IRS Faces Staffing Crisis After Record-Strong Tax Season, Warns of Risks Ahead

The IRS reported one of its most successful tax seasons in recent years, collecting $850 billion in April—a 9.5% increase over last year—and another $371 billion in May, a 14.7% jump, according to Treasury Department data. However, those gains were achieved just before a significant reduction in staffing: more than a quarter of the IRS workforce has exited in the past three months, many through buyouts tied to Elon Musk’s U.S. DOGE Service initiative. The reduction was detailed in the National Taxpayer Advocate’s latest report, which warns that the IRS may not be equipped to handle next year’s filing season, especially if new legislation is enacted.

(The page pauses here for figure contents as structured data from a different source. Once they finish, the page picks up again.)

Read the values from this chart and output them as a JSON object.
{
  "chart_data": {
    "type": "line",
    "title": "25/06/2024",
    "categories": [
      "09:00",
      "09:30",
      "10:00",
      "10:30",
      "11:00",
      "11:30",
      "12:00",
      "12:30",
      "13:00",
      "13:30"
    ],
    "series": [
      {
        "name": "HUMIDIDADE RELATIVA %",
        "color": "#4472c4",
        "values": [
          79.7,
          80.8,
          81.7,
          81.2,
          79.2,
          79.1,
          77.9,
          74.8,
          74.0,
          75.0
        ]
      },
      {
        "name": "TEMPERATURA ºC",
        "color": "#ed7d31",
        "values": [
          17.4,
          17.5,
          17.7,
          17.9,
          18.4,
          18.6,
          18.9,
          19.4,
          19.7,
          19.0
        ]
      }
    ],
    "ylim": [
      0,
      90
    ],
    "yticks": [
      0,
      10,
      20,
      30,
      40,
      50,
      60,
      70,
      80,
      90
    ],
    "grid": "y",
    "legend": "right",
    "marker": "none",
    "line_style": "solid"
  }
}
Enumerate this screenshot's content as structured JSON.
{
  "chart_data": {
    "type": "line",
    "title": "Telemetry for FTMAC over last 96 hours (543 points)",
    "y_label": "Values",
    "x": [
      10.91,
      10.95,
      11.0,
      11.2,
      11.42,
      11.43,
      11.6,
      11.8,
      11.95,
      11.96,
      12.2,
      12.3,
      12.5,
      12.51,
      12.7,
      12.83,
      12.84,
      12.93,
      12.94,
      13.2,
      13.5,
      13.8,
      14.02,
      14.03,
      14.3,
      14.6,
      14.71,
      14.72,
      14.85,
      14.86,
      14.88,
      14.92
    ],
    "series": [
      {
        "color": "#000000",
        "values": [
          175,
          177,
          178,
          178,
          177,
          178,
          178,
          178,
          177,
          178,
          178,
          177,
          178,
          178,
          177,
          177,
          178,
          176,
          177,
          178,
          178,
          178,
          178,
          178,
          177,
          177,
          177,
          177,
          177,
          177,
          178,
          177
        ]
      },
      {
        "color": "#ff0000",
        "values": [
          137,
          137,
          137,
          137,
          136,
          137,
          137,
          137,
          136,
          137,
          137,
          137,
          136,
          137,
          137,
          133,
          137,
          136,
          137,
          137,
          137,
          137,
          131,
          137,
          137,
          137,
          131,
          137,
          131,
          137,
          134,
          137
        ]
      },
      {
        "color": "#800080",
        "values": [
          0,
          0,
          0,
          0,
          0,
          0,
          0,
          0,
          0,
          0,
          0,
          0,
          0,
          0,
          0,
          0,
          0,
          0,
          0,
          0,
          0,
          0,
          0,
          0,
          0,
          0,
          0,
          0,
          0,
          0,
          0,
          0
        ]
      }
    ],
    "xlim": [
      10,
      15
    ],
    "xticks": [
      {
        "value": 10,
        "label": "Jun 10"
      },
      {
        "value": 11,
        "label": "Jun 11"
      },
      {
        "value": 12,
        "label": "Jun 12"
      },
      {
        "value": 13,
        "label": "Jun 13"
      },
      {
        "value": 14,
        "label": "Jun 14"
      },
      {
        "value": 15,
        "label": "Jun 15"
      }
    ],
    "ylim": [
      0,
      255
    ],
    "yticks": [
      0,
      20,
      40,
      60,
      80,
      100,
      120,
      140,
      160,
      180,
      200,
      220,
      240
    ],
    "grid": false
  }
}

The agency has seen deep losses across nearly every unit. Over 2,000 IT staff have left, and critical administrative bodies like the Transformation and Strategy Office have been nearly dismantled. Customer-facing roles have also suffered, with over 9,000 employees in the Taxpayer Services division departing—despite the Trump administration’s stated goal to preserve public service functions. A federal hiring freeze has prevented the IRS from bringing in replacements. While 98% of returns were processed on time this year and hold times dropped significantly, officials caution that expected tax law changes, including those proposed in the “One Big Beautiful Bill Act,” could overwhelm the understaffed agency in 2026.